I'm looking forward to hear Frank T. Piller speak on Friday afternoon at the UW Business School. His topic will be "The Future of Mass Customization, Mass Production, and Customer Value Creation". It is open to the public and will be held from 1:30 - 3:00 in 2120 Grainger Hall.
Here is some related background information.
Frank T Piller in Production Planning & Control "Does Mass Customization Pay"
Mani Agrawal, et al. in McKinsey Quarterly "The False Promise of Mass Customization"
Paul Zipkin in Sloan Management Review "The Limits of Mass Customization"
Lands' End is frequently written up in the literature along with any number of other consumer/fashion examples (Nike, Timbuktu - messenger carrier bags), but where are the strong "business-to-business" models?

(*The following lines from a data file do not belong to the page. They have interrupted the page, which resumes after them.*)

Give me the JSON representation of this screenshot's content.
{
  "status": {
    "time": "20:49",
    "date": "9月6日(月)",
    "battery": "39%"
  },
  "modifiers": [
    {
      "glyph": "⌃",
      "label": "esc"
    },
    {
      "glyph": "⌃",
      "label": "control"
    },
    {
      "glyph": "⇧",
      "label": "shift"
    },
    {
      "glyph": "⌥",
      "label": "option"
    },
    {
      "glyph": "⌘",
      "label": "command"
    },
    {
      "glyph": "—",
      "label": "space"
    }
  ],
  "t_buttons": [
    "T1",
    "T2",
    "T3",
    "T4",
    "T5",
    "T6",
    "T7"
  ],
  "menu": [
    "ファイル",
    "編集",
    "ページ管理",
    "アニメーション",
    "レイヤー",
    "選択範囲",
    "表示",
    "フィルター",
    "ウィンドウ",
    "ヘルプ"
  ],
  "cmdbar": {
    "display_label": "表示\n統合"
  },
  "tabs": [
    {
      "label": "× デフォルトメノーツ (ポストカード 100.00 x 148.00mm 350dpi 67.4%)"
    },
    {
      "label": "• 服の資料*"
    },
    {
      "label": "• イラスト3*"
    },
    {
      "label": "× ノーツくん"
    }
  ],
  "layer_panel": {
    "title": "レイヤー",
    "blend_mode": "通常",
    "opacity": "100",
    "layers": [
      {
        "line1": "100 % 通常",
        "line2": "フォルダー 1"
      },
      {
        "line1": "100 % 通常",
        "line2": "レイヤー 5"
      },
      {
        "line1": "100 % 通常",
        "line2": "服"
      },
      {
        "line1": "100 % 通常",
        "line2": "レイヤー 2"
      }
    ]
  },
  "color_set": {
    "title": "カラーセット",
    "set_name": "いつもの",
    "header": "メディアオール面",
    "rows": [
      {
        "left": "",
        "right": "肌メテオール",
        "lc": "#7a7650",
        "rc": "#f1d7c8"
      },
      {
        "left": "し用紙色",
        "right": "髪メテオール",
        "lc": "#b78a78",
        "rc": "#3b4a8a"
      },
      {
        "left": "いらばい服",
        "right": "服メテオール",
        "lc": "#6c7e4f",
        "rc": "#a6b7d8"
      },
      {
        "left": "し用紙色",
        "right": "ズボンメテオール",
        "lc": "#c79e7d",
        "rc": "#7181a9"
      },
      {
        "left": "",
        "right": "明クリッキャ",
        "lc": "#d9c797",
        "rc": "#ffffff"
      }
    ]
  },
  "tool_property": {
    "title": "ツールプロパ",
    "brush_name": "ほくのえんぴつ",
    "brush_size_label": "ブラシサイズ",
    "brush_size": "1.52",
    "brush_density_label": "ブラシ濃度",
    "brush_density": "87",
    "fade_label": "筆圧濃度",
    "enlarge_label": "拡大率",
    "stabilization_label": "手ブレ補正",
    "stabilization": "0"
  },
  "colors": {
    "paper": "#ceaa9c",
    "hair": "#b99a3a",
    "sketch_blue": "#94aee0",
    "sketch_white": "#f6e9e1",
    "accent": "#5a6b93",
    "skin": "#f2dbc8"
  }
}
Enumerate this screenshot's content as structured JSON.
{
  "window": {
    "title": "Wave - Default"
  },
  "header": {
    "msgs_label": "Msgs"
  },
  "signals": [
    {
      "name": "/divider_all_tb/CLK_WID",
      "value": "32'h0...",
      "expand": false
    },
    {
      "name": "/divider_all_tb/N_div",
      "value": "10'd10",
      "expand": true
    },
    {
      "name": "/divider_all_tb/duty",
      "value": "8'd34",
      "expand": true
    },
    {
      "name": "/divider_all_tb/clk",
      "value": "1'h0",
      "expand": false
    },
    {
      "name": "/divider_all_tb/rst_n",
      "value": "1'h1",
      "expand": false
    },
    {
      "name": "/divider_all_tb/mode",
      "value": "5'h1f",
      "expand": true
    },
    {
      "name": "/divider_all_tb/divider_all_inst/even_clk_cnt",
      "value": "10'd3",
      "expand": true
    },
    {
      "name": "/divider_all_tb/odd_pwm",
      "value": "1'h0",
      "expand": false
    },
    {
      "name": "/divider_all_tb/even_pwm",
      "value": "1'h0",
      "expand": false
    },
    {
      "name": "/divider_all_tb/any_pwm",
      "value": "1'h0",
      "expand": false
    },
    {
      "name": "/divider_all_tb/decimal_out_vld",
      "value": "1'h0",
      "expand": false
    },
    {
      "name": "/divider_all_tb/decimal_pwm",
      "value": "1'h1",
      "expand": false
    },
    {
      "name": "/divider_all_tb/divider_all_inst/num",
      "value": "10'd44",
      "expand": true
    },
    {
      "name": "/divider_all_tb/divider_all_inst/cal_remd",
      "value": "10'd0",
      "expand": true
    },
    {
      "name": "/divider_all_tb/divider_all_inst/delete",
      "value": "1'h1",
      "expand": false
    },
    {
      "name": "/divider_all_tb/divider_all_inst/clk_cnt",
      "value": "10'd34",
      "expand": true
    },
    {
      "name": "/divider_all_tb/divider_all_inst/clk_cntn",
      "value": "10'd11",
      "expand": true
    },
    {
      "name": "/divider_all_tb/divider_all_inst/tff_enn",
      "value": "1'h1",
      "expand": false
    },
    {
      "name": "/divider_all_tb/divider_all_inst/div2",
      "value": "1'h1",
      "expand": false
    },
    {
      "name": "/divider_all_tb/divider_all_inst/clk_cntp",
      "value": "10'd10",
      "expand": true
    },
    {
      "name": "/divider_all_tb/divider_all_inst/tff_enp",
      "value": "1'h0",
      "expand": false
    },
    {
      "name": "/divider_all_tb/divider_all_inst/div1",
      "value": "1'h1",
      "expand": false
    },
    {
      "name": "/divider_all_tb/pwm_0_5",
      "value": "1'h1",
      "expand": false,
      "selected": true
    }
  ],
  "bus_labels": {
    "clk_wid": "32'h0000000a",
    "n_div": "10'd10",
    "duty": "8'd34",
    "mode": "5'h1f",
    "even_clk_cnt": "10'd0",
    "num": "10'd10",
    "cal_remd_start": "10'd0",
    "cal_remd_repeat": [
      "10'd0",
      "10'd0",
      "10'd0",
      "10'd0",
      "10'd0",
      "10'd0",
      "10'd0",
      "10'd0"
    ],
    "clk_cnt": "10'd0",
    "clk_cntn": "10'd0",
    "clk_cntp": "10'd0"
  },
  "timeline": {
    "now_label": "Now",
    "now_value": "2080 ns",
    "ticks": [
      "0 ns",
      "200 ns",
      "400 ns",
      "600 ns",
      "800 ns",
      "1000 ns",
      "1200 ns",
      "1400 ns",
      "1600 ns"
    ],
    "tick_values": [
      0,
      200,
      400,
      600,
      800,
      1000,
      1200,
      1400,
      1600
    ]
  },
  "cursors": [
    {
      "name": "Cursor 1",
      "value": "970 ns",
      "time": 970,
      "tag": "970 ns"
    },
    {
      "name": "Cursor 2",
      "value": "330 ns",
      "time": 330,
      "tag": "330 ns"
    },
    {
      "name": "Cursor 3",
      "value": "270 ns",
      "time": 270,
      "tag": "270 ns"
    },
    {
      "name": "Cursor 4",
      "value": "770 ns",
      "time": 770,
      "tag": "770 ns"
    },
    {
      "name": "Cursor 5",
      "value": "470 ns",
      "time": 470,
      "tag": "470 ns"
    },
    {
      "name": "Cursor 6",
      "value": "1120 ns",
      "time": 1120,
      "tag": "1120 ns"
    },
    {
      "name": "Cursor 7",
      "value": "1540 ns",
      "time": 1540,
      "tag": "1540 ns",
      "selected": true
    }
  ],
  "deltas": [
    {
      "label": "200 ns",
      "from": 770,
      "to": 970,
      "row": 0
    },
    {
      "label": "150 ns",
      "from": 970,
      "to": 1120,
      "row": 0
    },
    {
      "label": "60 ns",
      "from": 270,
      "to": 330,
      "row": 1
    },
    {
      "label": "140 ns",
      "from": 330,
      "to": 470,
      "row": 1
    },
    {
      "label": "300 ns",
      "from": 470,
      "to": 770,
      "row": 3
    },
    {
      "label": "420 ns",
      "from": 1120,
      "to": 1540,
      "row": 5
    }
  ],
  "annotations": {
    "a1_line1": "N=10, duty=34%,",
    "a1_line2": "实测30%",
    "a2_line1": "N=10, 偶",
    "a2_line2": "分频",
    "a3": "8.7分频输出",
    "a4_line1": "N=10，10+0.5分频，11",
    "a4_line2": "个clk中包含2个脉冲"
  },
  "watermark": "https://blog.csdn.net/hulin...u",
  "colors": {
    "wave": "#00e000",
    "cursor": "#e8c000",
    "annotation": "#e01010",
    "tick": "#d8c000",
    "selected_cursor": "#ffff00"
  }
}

Having lived in this question for some period of time at Techline, the very first question that must be answered is "are they willing to pay for it". A strong economic model (the value side and the cost side) must be understood. Is the category important enough for the customer to pay attention to it (custom shirts/pants etc, versus off the shelf), is there a distribution channel that can service and be part of the offering, and what are the implications to the manufacturing process (ordering, lead time, production planning, production execution, custom identification of final product, delivery, installation, etc.). Given all of this, does the cost/benefit still make sense?